Basics are out of the way. Now for sum of two random variables.

$EQUATION\ VII:\ E(jS + kT) = jE(S) + kE(T).$

$Q = jS + kT.$

$V(jS + kT) = V(Q) = E\left(Q^2\right) - \left\{E(Q)\right\}^2.$

$E\left(Q^2\right) = E\left(\left\{jS + kT\right\}^2\right) = E\left(j^2S^2 + 2 * jS * kT + k^2T^2\right) = j^2E\left(S^2\right) + 2jkE(ST) + k^2E\left(T^2\right).$

$\left\{E(Q)\right\}^2 = \left\{E(\left\{jS + kT\right)\right\}^2 = \left\{jE\left(S\right) + kE\left(T\right)\right\}^2 = j^2\left\{E(S)\right\}^2 + 2jk\left\{E(S)E(T)\right\} + k^2\left\{E(T)\right\}^2.$

$\therefore V(Q) = E\left(Q^2\right) - \left\{E(Q)\right\}^2 = j^2\left\{E\left(S^2\right) - \left\{E(S)\right\}^2\right\} + 2jk\left\{E(ST) - E(S)E(T)\right\} + k^2\left\{E\left(T^2\right) - \left\{E(T)\right\}^2\right\} =$

$V(jS) + 2C(jS,\ kT) + V(kT) = j^2V(S) + 2jkC(S,\ T) + k^2V(T) \implies$

$EQUATION\ VIII:\ V(jS + kT) = j^2V(S) + k^2V(T) + 2jkC(S,\ T).$

OK Almost at our destination.

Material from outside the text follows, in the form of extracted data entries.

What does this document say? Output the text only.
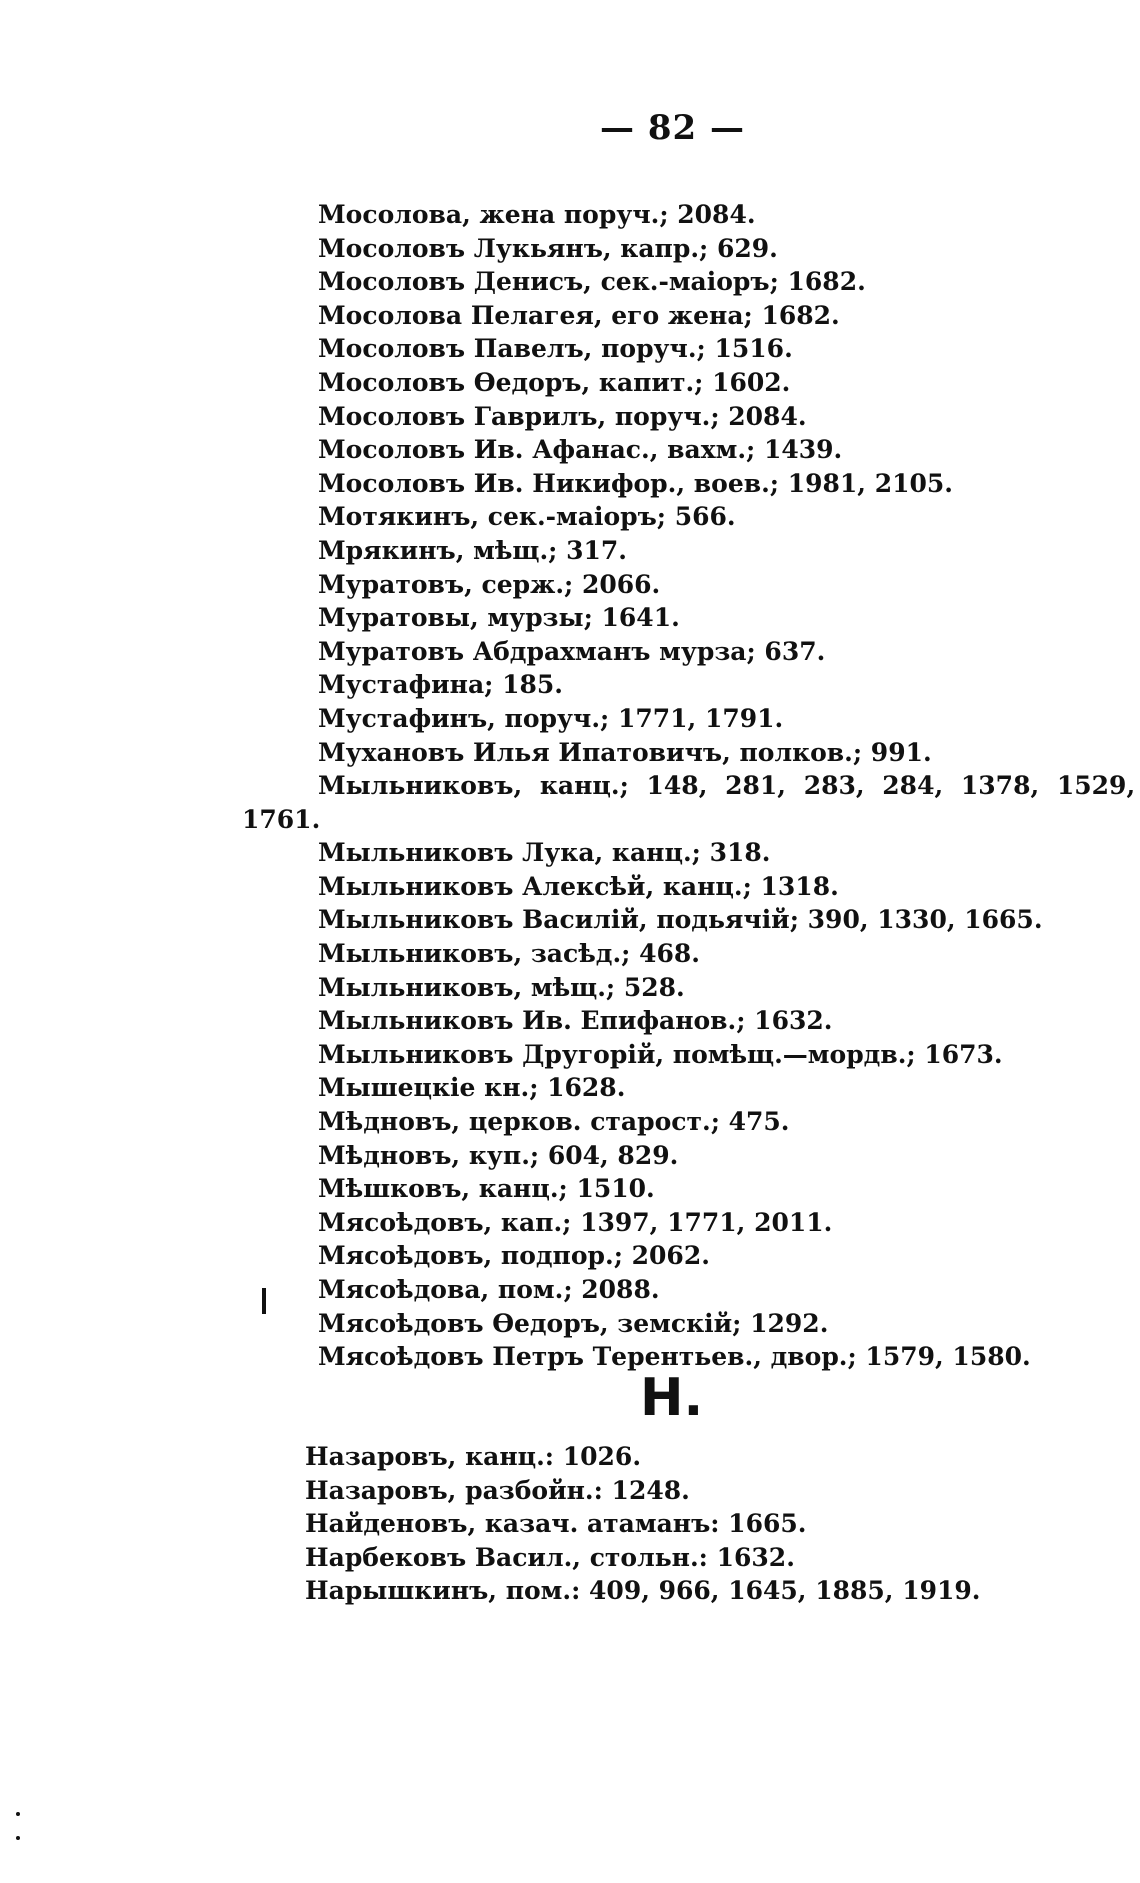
— 82 —
Мосолова, жена поруч.; 2084.
Мосоловъ Лукьянъ, капр.; 629.
Мосоловъ Денисъ, сек.-маіоръ; 1682.
Мосолова Пелагея, его жена; 1682.
Мосоловъ Павелъ, поруч.; 1516.
Мосоловъ Ѳедоръ, капит.; 1602.
Мосоловъ Гаврилъ, поруч.; 2084.
Мосоловъ Ив. Афанас., вахм.; 1439.
Мосоловъ Ив. Никифор., воев.; 1981, 2105.
Мотякинъ, сек.-маіоръ; 566.
Мрякинъ, мѣщ.; 317.
Муратовъ, серж.; 2066.
Муратовы, мурзы; 1641.
Муратовъ Абдрахманъ мурза; 637.
Мустафина; 185.
Мустафинъ, поруч.; 1771, 1791.
Мухановъ Илья Ипатовичъ, полков.; 991.
Мыльниковъ, канц.; 148, 281, 283, 284, 1378, 1529,
1761.
Мыльниковъ Лука, канц.; 318.
Мыльниковъ Алексѣй, канц.; 1318.
Мыльниковъ Василій, подьячій; 390, 1330, 1665.
Мыльниковъ, засѣд.; 468.
Мыльниковъ, мѣщ.; 528.
Мыльниковъ Ив. Епифанов.; 1632.
Мыльниковъ Другорій, помѣщ.—мордв.; 1673.
Мышецкіе кн.; 1628.
Мѣдновъ, церков. старост.; 475.
Мѣдновъ, куп.; 604, 829.
Мѣшковъ, канц.; 1510.
Мясоѣдовъ, кап.; 1397, 1771, 2011.
Мясоѣдовъ, подпор.; 2062.
Мясоѣдова, пом.; 2088.
Мясоѣдовъ Ѳедоръ, земскій; 1292.
Мясоѣдовъ Петръ Терентьев., двор.; 1579, 1580.
Н.
Назаровъ, канц.: 1026.
Назаровъ, разбойн.: 1248.
Найденовъ, казач. атаманъ: 1665.
Нарбековъ Васил., стольн.: 1632.
Нарышкинъ, пом.: 409, 966, 1645, 1885, 1919.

Three random variables, X, Y, and Z.

$W = jX + kY.$

$C(jX + kY,\ mZ) = C(W,\ mZ) = E(W * mZ) - E(W)E(mZ) = mE(WZ) - mE(W)E(Z) = mE\left\{(jX + kY)Z\right\} - mE(jX + kY)E(Z) =$

$mE(jXZ + kYZ) - m\left(\left\{E(jX) + E(kY)\right\}E(Z)\right) = mE(jXZ) + mE(kYZ) - mE(jX)E(z) - mE(kY)E(Z) =$

$jm\{E(XZ) - E(x)E(Z)\} + km\{E(YZ) - E(Y)E(Z)\} \implies$

$EQUATION\ IX:\ C(jX + kY,\ mZ) = jmC(X,\ Z) + kmC(Y,\ Z).$

$EQUATION\ X:\ E(jX + kY + mZ) = jE(X) + kE(Y) + mE(Z).$

$V(jX + kY + mZ) = V(W + mZ) = V(W) + m^2V(Z) + 2C(W,\ Z) = V(jX + kY) + m^2V(Z) + 2C(jX + kY,\ Z) =$

$\{j^2V(X) + k^2V(Y) + 2jkC(X,\ Y)\} + m^2V(Z) + 2\{jmC(X,\ Z) + kmC(Y,\ Z)\} \implies$

$EQUATION\ XI:\ V(jX + kY + mZ) = j^2V(X) + k^2V(Y) + m^2V(Z) + 2\{jkC(X,\ Y) + jmC(X,\ Z) + kmC(Y,\ Z)\}.$

Now if m = 1, E(Z) = 0, and Z is independent of X and Y then equations X and XI reduce to

$E(jX + kY + mZ) = jE(X) + kE(Y)$ and

$V(jX + kY + mZ) = j^2V(X) + k^2V(Y) + V(Z) + 2jkC(X,\ Y)$ respectively.

If I have understood your problem correctly, b1 = j, b2 = k, m = 1, r1 = X, r2 = Y, and re = Z. Just switch variables.

PS I don't guarantee that I have caught every typo. This is fussy work with LaTeX.